CR: I must specify that I am a designer, but not really a designer of book covers. I’ve never really designed a book cover that wasn’t for me or for a friend. I can tell you what I think, but that’s definitely an outside consumer’s opinion. I think of book covers like a movie trailer or a billboard. It’s to grab your attention and get you involved. It seems to be on a sliding scale based on its connection to the book inside. This isn’t about criticizing the creators – when the cover is irrelevant, it seems very on purpose, going after a specific client. It’s still a bit cynical. Coverage is part of marketing and trying to maximize sales, which doesn’t always add up to the experience of reading what’s been written. I’d like to believe that the initial impression doesn’t influence my reading experience, but I don’t know if that’s true for me. I think maybe other readers can overlook it.

CCK: What is one thing you hope viewers take away from your show?

CR: It changes over time. At the start of a series, I hope viewers understand what I’m trying to do. Overall though, if you’re having fun or enjoying it, I’m happy. I can (and sometimes do, unfortunately for my friends) talk endlessly about what I’m trying to do, but once it’s out there, it’s not for me anymore.


Rhee’s designs are definitely out there – she has over 5,000 followers on Instagram. But whether the pieces were ultimately for Rhee herself or for her many fans, I was always curious to find out which designs she prefers. During our email exchanges, Rhee was generous enough to point out which cover designs from her series she was most interested in or enjoyed working towards.

Here are some of Rhee’s favorite pieces (plus a few of mine that I couldn’t resist):

Rhee points to this Murdoch cover featuring Ben Affleck staring exhausted at the ocean. (That checks out — weird not having iced coffee in an Affleck tabloid photo.) “To me,” Rhee shared, “this is the best example of what I set out to do. The later ones get a lot looser, but that kind of stuff still happens.

In his Fake NYRB series, Rhee reimagines amazing celebrity memoirs republished under the prestigious brand, with a recognizable design. “The Fake NYRBs were really fun for me,” Rhee said. “I did this during the COVID lockdown and was able to meet online and reconnect with a lot of people I look up to. NYRB was in really good spirits about it.

It’s my favorite, and I had to sneak it. The tabloid photo Rhee chose is of Fiona Apple giving an impromptu acceptance speech at the MTV Video Music Awards, in which she told viewers that the world of fame is bullshit. and not worth watching. Iconic and an incredible choice for A brief history of the world.

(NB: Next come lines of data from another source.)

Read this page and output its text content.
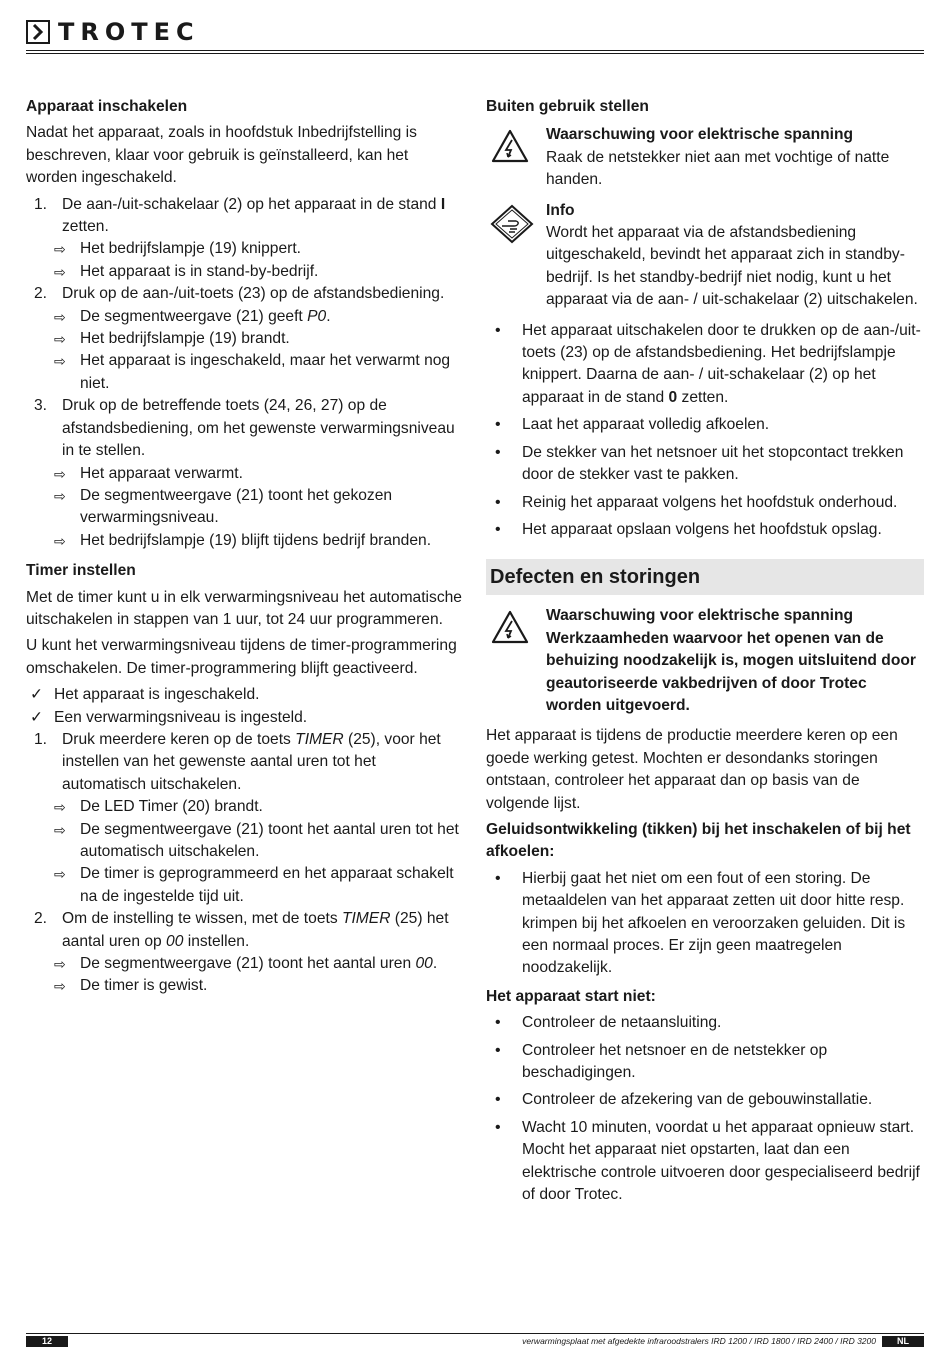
TROTEC
Apparaat inschakelen

Nadat het apparaat, zoals in hoofdstuk Inbedrijfstelling is beschreven, klaar voor gebruik is geïnstalleerd, kan het worden ingeschakeld.

1. De aan-/uit-schakelaar (2) op het apparaat in de stand I zetten.
⇨ Het bedrijfslampje (19) knippert.
⇨ Het apparaat is in stand-by-bedrijf.
2. Druk op de aan-/uit-toets (23) op de afstandsbediening.
⇨ De segmentweergave (21) geeft P0.
⇨ Het bedrijfslampje (19) brandt.
⇨ Het apparaat is ingeschakeld, maar het verwarmt nog niet.
3. Druk op de betreffende toets (24, 26, 27) op de afstandsbediening, om het gewenste verwarmingsniveau in te stellen.
⇨ Het apparaat verwarmt.
⇨ De segmentweergave (21) toont het gekozen verwarmingsniveau.
⇨ Het bedrijfslampje (19) blijft tijdens bedrijf branden.
Timer instellen

Met de timer kunt u in elk verwarmingsniveau het automatische uitschakelen in stappen van 1 uur, tot 24 uur programmeren.

U kunt het verwarmingsniveau tijdens de timer-programmering omschakelen. De timer-programmering blijft geactiveerd.

✓ Het apparaat is ingeschakeld.
✓ Een verwarmingsniveau is ingesteld.
1. Druk meerdere keren op de toets TIMER (25), voor het instellen van het gewenste aantal uren tot het automatisch uitschakelen.
⇨ De LED Timer (20) brandt.
⇨ De segmentweergave (21) toont het aantal uren tot het automatisch uitschakelen.
⇨ De timer is geprogrammeerd en het apparaat schakelt na de ingestelde tijd uit.
2. Om de instelling te wissen, met de toets TIMER (25) het aantal uren op 00 instellen.
⇨ De segmentweergave (21) toont het aantal uren 00.
⇨ De timer is gewist.
Buiten gebruik stellen
Waarschuwing voor elektrische spanning
Raak de netstekker niet aan met vochtige of natte handen.
Info
Wordt het apparaat via de afstandsbediening uitgeschakeld, bevindt het apparaat zich in standby-bedrijf. Is het standby-bedrijf niet nodig, kunt u het apparaat via de aan- / uit-schakelaar (2) uitschakelen.
• Het apparaat uitschakelen door te drukken op de aan-/uit-toets (23) op de afstandsbediening. Het bedrijfslampje knippert. Daarna de aan- / uit-schakelaar (2) op het apparaat in de stand 0 zetten.
• Laat het apparaat volledig afkoelen.
• De stekker van het netsnoer uit het stopcontact trekken door de stekker vast te pakken.
• Reinig het apparaat volgens het hoofdstuk onderhoud.
• Het apparaat opslaan volgens het hoofdstuk opslag.
Defecten en storingen
Waarschuwing voor elektrische spanning
Werkzaamheden waarvoor het openen van de behuizing noodzakelijk is, mogen uitsluitend door geautoriseerde vakbedrijven of door Trotec worden uitgevoerd.

Het apparaat is tijdens de productie meerdere keren op een goede werking getest. Mochten er desondanks storingen ontstaan, controleer het apparaat dan op basis van de volgende lijst.

Geluidsontwikkeling (tikken) bij het inschakelen of bij het afkoelen:
• Hierbij gaat het niet om een fout of een storing. De metaaldelen van het apparaat zetten uit door hitte resp. krimpen bij het afkoelen en veroorzaken geluiden. Dit is een normaal proces. Er zijn geen maatregelen noodzakelijk.
Het apparaat start niet:
• Controleer de netaansluiting.
• Controleer het netsnoer en de netstekker op beschadigingen.
• Controleer de afzekering van de gebouwinstallatie.
• Wacht 10 minuten, voordat u het apparaat opnieuw start. Mocht het apparaat niet opstarten, laat dan een elektrische controle uitvoeren door gespecialiseerd bedrijf of door Trotec.
12	verwarmingsplaat met afgedekte infraroodstralers IRD 1200 / IRD 1800 / IRD 2400 / IRD 3200	NL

Rooney’s romance reinvented for men. I love how the color palette isn’t completely different from the American cover of Rooney’s novel – yellows, browns, blacks. Rhee names this cover as her favorite on the show. “For fake men’s books, Sally Rooney’s Conversations with friends ended up being surprisingly stupid. I’m always happy when that happens.

A design series that engages so brilliantly with tabloid culture wouldn’t be complete without a Kardashian reference, and this one is amazing. The white background and black-and-white wardrobe in the photo that Rhee chose ensure that the “little” women are in the foreground. I’ll let you think about who Jo would be.